Chapitre 1 : Avant-goût de chocolat
Encore une fois, Cathie Mist était arrivée en avance. Être en retard n'était pas son genre, mais être pile à la bonne heure ne l'était pas non plus. Au lieu de cela, elle était toujours la première à être présente au lieu de rendez-vous, et, cette fois-ci, elle avait débarqué sur le quai 9 3/4 une heure plus tôt. Il était dix heures du matin, et le Poudlard Express ne partait qu'à onze heures.
Poussant un de ses longs soupirs qu'elle avait l'habitude de laisser échapper sans s'en rendre compte, la jeune fille relâcha la petite charrette à roulettes qui contenait tous ses bagages. L'objet se tenant tout seul debout, à côté d'elle, elle contempla silencieusement l'ensemble de la gare.
Comme il fallait s'y attendre, le quai était pratiquement vide. Seuls trois élèves de première année, accompagnés de leurs parents, se tenaient là, une expression nerveuse et perdue marquée sur leur visage. Sans doute, par leur manque d'expérience, avaient-ils préféré venir ici plus tôt, pour être sûrs de ne pas rater le train... Ce dernier, fidèle au poste, attirait naturellement l'attention sur lui, de part sa belle couleur rouge flamboyant et verni. Sa grande cheminée noire, assez impressionnante, libérait déjà des panaches de fumée blanchâtre qui montaient haut, jusqu'au plafond vitré qui recouvrait le quai. A travers les carreaux se laissait voir un ciel blanc de nuages qui se confondaient presque avec la fumée émanant de la locomotive.

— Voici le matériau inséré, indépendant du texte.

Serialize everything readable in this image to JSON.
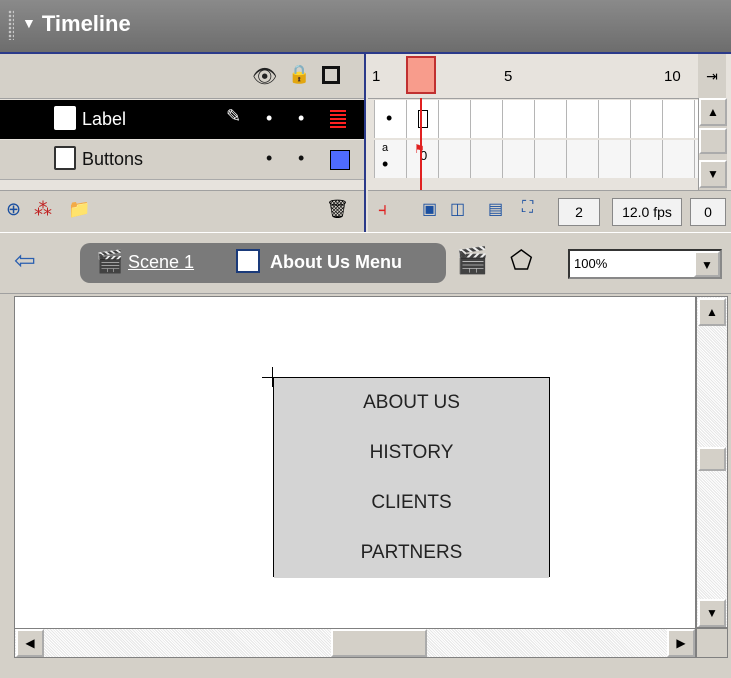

- Hm, pardon, mademoiselle, vous bloquez le passage, fit une voix derrière Cathie.
Celle-ci sortit alors brutalement de sa rêverie et se poussa sur le côté, pour laisser passer un vieux sorcier à costume à carreaux ridicule. Le regardant s'éloigner, elle grogna toute seule, agacée que le seul enquiquineur de la gare s'en soit pris comme par hasard à elle, alors qu'il n'y avait pratiquement personne aux alentours. Mais, lorsqu'elle se retourna, elle s'aperçut que le mur magique qui faisait office de passage entre le quai 9 3/4 et le quai moldu de King's Cross se trouvait juste à cinquante centimètres derrière elle. Si elle restait plantée là, effectivement, elle allait bloquer le passage à bons nombres de sorciers. Elle s'avança donc un peu plus loin, faisant rouler sa charrette sur les pavés, avec un léger bruit de fracas.

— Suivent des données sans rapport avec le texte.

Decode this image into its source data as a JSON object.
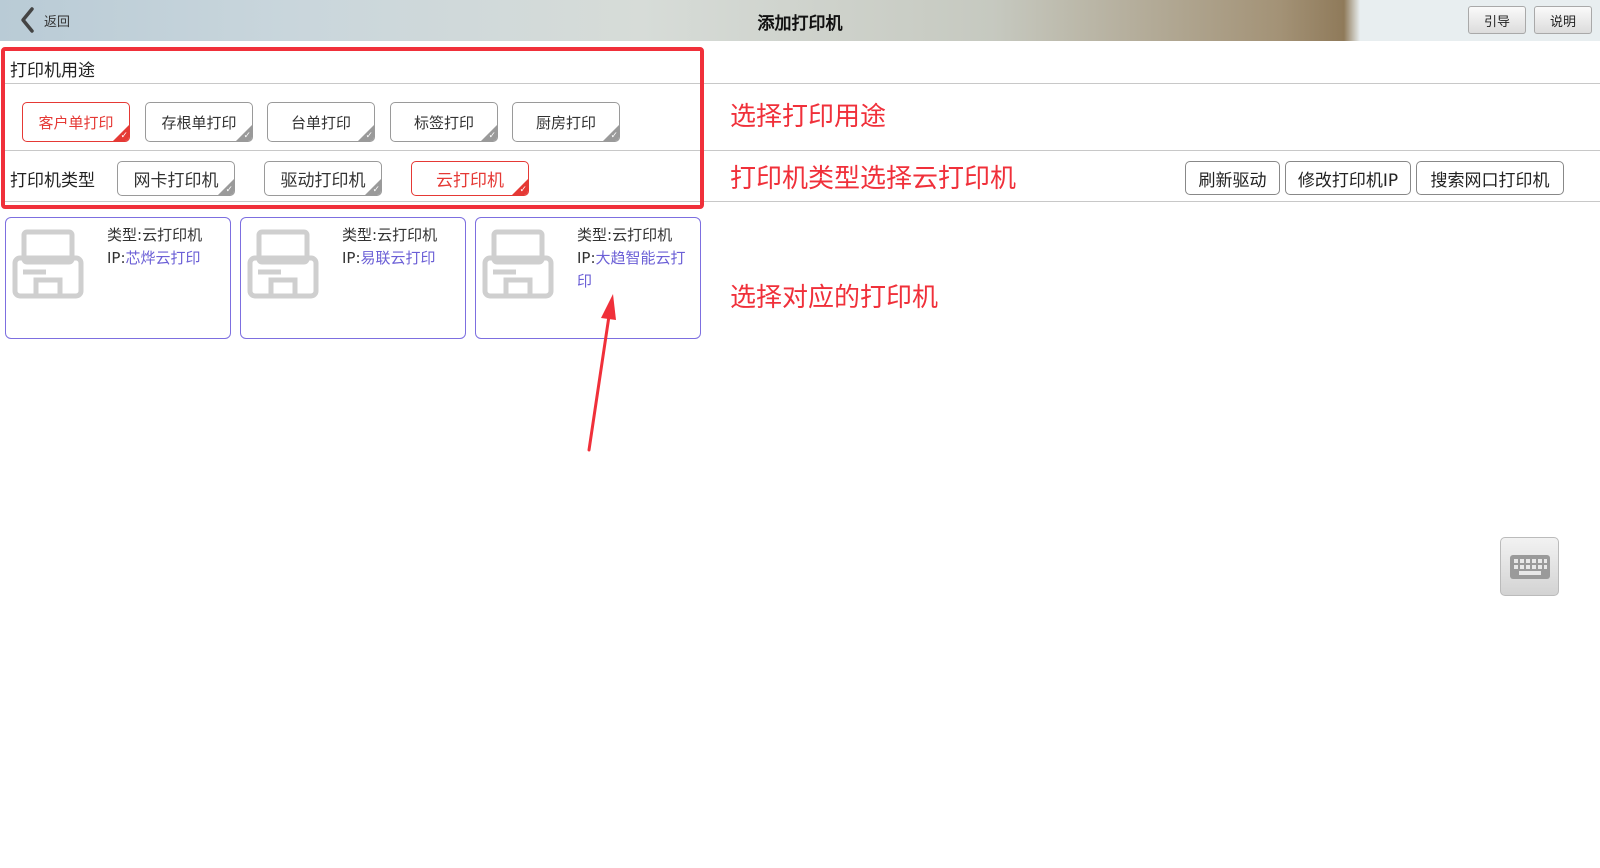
{
  "header": {
    "back_label": "返回",
    "title": "添加打印机",
    "guide_label": "引导",
    "help_label": "说明"
  },
  "usage": {
    "label": "打印机用途",
    "options": [
      "客户单打印",
      "存根单打印",
      "台单打印",
      "标签打印",
      "厨房打印"
    ],
    "selected": "客户单打印"
  },
  "type": {
    "label": "打印机类型",
    "options": [
      "网卡打印机",
      "驱动打印机",
      "云打印机"
    ],
    "selected": "云打印机"
  },
  "toolbar": {
    "refresh_driver": "刷新驱动",
    "modify_ip": "修改打印机IP",
    "search_network": "搜索网口打印机"
  },
  "printers": [
    {
      "type_prefix": "类型:",
      "type_value": "云打印机",
      "ip_prefix": "IP:",
      "ip_value": "芯烨云打印"
    },
    {
      "type_prefix": "类型:",
      "type_value": "云打印机",
      "ip_prefix": "IP:",
      "ip_value": "易联云打印"
    },
    {
      "type_prefix": "类型:",
      "type_value": "云打印机",
      "ip_prefix": "IP:",
      "ip_value": "大趋智能云打印"
    }
  ],
  "annotations": {
    "select_usage": "选择打印用途",
    "select_type": "打印机类型选择云打印机",
    "select_printer": "选择对应的打印机"
  },
  "colors": {
    "accent_red": "#f0303a",
    "card_border": "#7d6fe0",
    "ip_text": "#6b5fd6"
  },
  "icons": [
    "back-chevron-icon",
    "printer-icon",
    "keyboard-icon",
    "check-icon"
  ]
}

Cathie Mist rentrait aujourd'hui en cinquième année à l'école de sorcellerie de Poudlard. Le Choixpeau magique l'avait envoyée dans la maison des Serdaigle, la maison des élèves sérieux et réfléchis. Sérieuse, oui, elle pouvait l'être... Mais, lorsque ça la prenait, elle pouvait tout aussi bien devenir complètement folle, immature, hystérique, et ses amis étaient malheureusement là pour en témoigner... Quant à réfléchie... Non, franchement, le Choixpeau magique avait dû se tromper ! Elle était vraiment bête, parfois ! Au point même de s'auto-surnommer Cat - en raccourci à Cathie -, afin de donner un style plus recherché et moins banal à son prénom. « Appelez-moi Cat ! » disait-elle souvent d'une voix classe et mystérieuse à ses amis, qui la regardaient alors d'un air sceptique et inquiet pour sa santé mentale. « Si tu veux... ».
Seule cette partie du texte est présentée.